Арзак обернулся к графине, по-видимому ожидая, что после страстной тирады горничной та станет доверять ему гораздо больше, чем до этого.
– Арзак, — обратилась к нему горничная, — видел ли ты когда-нибудь три тысячи монет по двад— цать су?
– Три тысячи монет по двадцать су! — вскрикнул крестьянин с таким восторгом, что графиня едва не испугалась.
– Ну, если ты поможешь дамам вернуться в Шамбла, то в твоем кармане окажутся эти три тысячи, — пояснила Мари.
Графиня поняла ее и добавила:
– Да, Арзак, если ты останешься предан мне до конца, ты можешь надеяться получить эту сумму в тот же день, когда я займу свое место в поместье Шамбла, то место, которое у меня отнял господин Марселанж, и моя благосклонность к тебе этим не ограничится.
– Почему же не сказать всего, пока вы здесь? — тотчас же предложила горничная с присущим ей нетерпением. — Пусть тот, другой, навсегда исчезнет из Шамбла, все равно каким образом, а дамы обеспечат тебя на всю жизнь.
От этих слов угрюмое лицо молодого пастуха просияло, а графиня не могла не восхититься той прозорливостью, с какой ее служанка умела угадать тайные желания этого человека.
– Правда ли это, сударыня? — спросил Арзак, обернувшись к графине с видом человека, едва верящего своим ушам.
– Мари Будон верно выразила тебе мои намерения, — согласилась графиня.
– О! Если так, ваше сиятельство, — обрадовался Арзак, — вы можете рассчитывать на меня в любое время дня и ночи, и я всегда к вашим услугам!
– Теперь объясни-ка мне, что значит сказанное тобой относительно Жака Бессона и господина Марселанжа?
– Все очень просто, ваше сиятельство. Жак Бессон не любит своего бывшего хозяина, и ему может прийти в голову мысль рассчитаться с ним до второго сентября. Если вдруг это плохо кончится для… кого-нибудь, то полиция не станет его подозревать, потому что он лежит в постели бледнее утопленника. Это знают все соседи, которые в случае чего смогут засвидетельствовать это в суде. Вот почему я сказал: «Если он болен, тем лучше».
Графиня молча смотрела на него, а Арзак тем временем продолжал:
– При всем этом никто в горах не осмелится дать показания против Жака — ведь у него семеро братьев, которых все боятся. И еще: разве судьи осмелятся осудить человека, который находится в услужении у графинь де Шамбла?
Эти слова, произнесенные с глубоким убеждением, очень точно характеризовали то влияние и уважение, которым пользовались в этом краю имя и состояние графинь де Шамбла. Они также в полной мере отражали всеобщее мнение о правосудии, которое считали способным, как мы увидим позже, преклоняться перед титулами. Графиня, помолчав с минуту, сказала молодому крестьянину:
– Заканчивай свой ужин, Арзак, и приходи сюда завтра.

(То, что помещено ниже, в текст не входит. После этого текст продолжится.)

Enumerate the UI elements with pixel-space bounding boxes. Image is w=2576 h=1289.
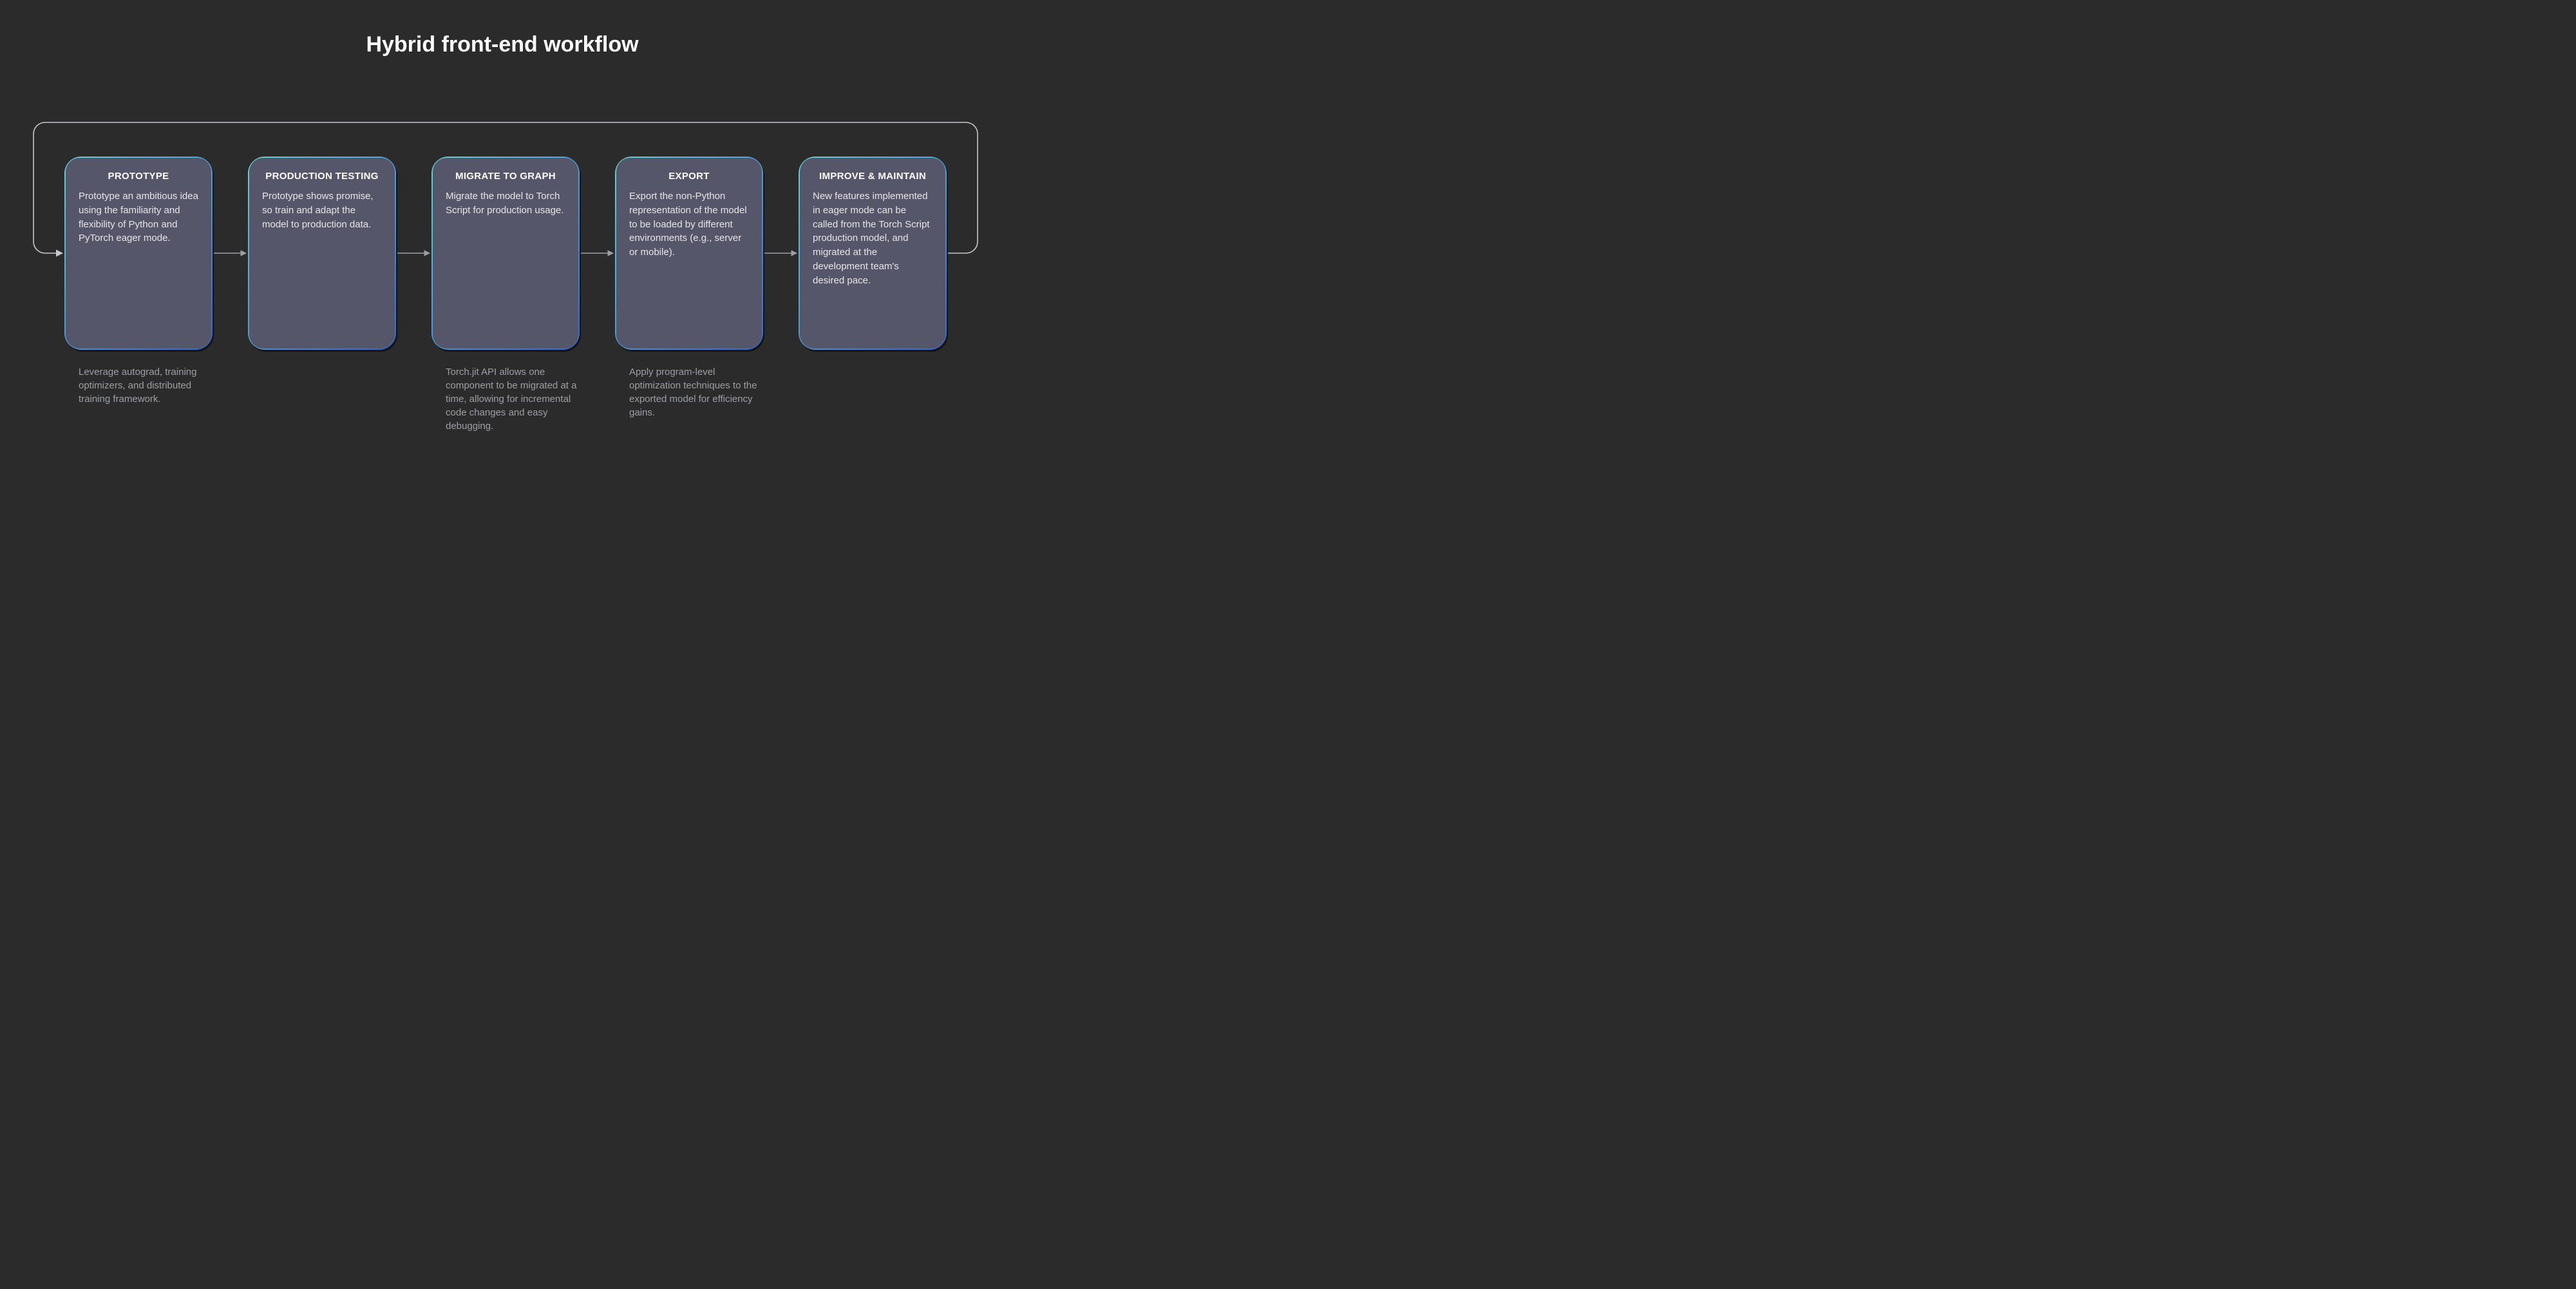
card-inner: PRODUCTION TESTING Prototype shows promis… [249,158,395,349]
diagram-canvas: Hybrid front-end workflow PROTOTYPE Proto… [0,0,1005,502]
card-improve-maintain: IMPROVE & MAINTAIN New features implement… [799,157,947,350]
card-inner: MIGRATE TO GRAPH Migrate the model to Tor… [433,158,578,349]
card-inner: EXPORT Export the non-Python representati… [616,158,762,349]
card-body: Prototype an ambitious idea using the fa… [79,189,198,245]
card-title: PROTOTYPE [79,171,198,182]
card-caption-migrate-to-graph: Torch.jit API allows one component to be… [446,365,580,433]
card-title: EXPORT [629,171,749,182]
card-body: New features implemented in eager mode c… [813,189,933,287]
card-export: EXPORT Export the non-Python representati… [615,157,763,350]
card-caption-prototype: Leverage autograd, training optimizers, … [79,365,213,406]
card-title: IMPROVE & MAINTAIN [813,171,933,182]
card-body: Prototype shows promise, so train and ad… [262,189,382,231]
card-prototype: PROTOTYPE Prototype an ambitious idea usi… [64,157,213,350]
card-migrate-to-graph: MIGRATE TO GRAPH Migrate the model to Tor… [431,157,580,350]
card-caption-export: Apply program-level optimization techniq… [629,365,763,419]
card-body: Migrate the model to Torch Script for pr… [446,189,565,218]
diagram-title: Hybrid front-end workflow [0,32,1005,57]
card-inner: PROTOTYPE Prototype an ambitious idea usi… [66,158,211,349]
card-title: PRODUCTION TESTING [262,171,382,182]
card-inner: IMPROVE & MAINTAIN New features implement… [800,158,945,349]
card-body: Export the non-Python representation of … [629,189,749,260]
card-production-testing: PRODUCTION TESTING Prototype shows promis… [248,157,396,350]
card-title: MIGRATE TO GRAPH [446,171,565,182]
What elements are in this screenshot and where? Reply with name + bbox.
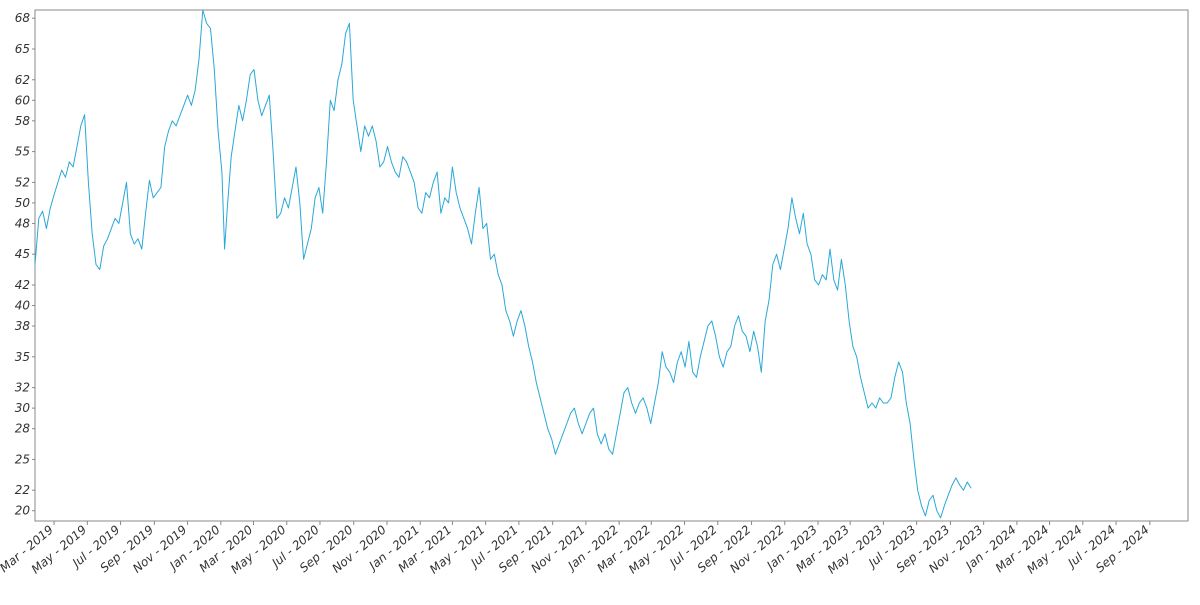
plot-frame <box>34 9 1189 522</box>
y-tick-label: 48 <box>15 216 31 230</box>
y-axis: 20 22 25 28 30 32 35 38 40 42 45 48 50 52 55 58 60 62 65 68 <box>15 11 35 518</box>
y-tick-label: 20 <box>15 504 31 518</box>
y-tick-label: 40 <box>15 299 31 313</box>
y-tick-label: 42 <box>15 278 30 292</box>
y-tick-label: 22 <box>15 483 30 497</box>
y-tick-label: 62 <box>15 73 30 87</box>
y-tick-label: 68 <box>15 11 31 25</box>
series-line <box>34 9 972 519</box>
y-tick-label: 45 <box>15 247 30 261</box>
series-layer <box>34 9 972 519</box>
y-tick-label: 58 <box>15 114 31 128</box>
y-tick-label: 65 <box>15 42 30 56</box>
y-tick-label: 55 <box>15 145 30 159</box>
y-tick-label: 52 <box>15 175 30 189</box>
y-tick-label: 30 <box>15 401 31 415</box>
y-tick-label: 38 <box>15 319 31 333</box>
y-tick-label: 28 <box>15 422 31 436</box>
y-tick-label: 25 <box>15 452 30 466</box>
y-tick-label: 50 <box>15 196 31 210</box>
y-tick-label: 60 <box>15 93 31 107</box>
y-tick-label: 35 <box>15 350 30 364</box>
y-tick-label: 32 <box>15 381 30 395</box>
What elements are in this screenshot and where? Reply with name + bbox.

Арзак смиренно поклонился и вернулся в кухню, бормоча:
– Три тысячи монет по двадцать су! Я обеспечен на всю жизнь!
После его ухода графиня о чем-то мрачно и напряженно раздумывала.
– Ты уверена в этом человеке, Мари? — спросила она наконец свою служанку.
– Уверена ли?! О! Вы не знаете Арзака: после того, что ему обещано, он ваш и телом и душой, и пусть сам Сатана попытается вырвать у него хоть слово. Он хитер и упрям, словно мул.
– Три дня! — прошептала графиня, раздираемая внутренней борьбой, которая явственно читалась на ее лице. — На что решиться?
Она вдруг встала, сделала несколько шагов, произнесла какую-то невнятную фразу, потом остановилась, опустила голову на руки и осталась неподвижна, время от времени бормоча что-то себе под нос.
– Он очень слаб? — спросила она, вдруг обернувшись к горничной.
– Кто это он? — не поняла Мари.
– Он — то есть Жак, — пояснила графиня.
– Очень.
– Вот ведь беда! — воскликнула графиня, гневно сверкнув глазами.
– Это беда только для того, кто сейчас сидит в Шамбла.
– О чем это ты?
– О том же, о чем и Арзак: чем он слабее, тем лучше.
– Но если он не может ходить?
– О! — сказала Мари Будон, понизив голос. — Я знаю способ заставить его ходить, даже если бы он хрипел на смертном одре.
– И что же это за способ? — поинтересовалась графиня с некоторой нерешимостью в голосе.
– Тот, который вы уже испытали на Жаке и который так вам удался.
Графиня вздрогнула, лицо ее чуть заметно покраснело.
– Да, — сказала она тихим и взволнованным голосом, приблизившись к служанке, — мы много сделали, чтобы привязать к себе этого человека, однако он не может ожидать… ничего более.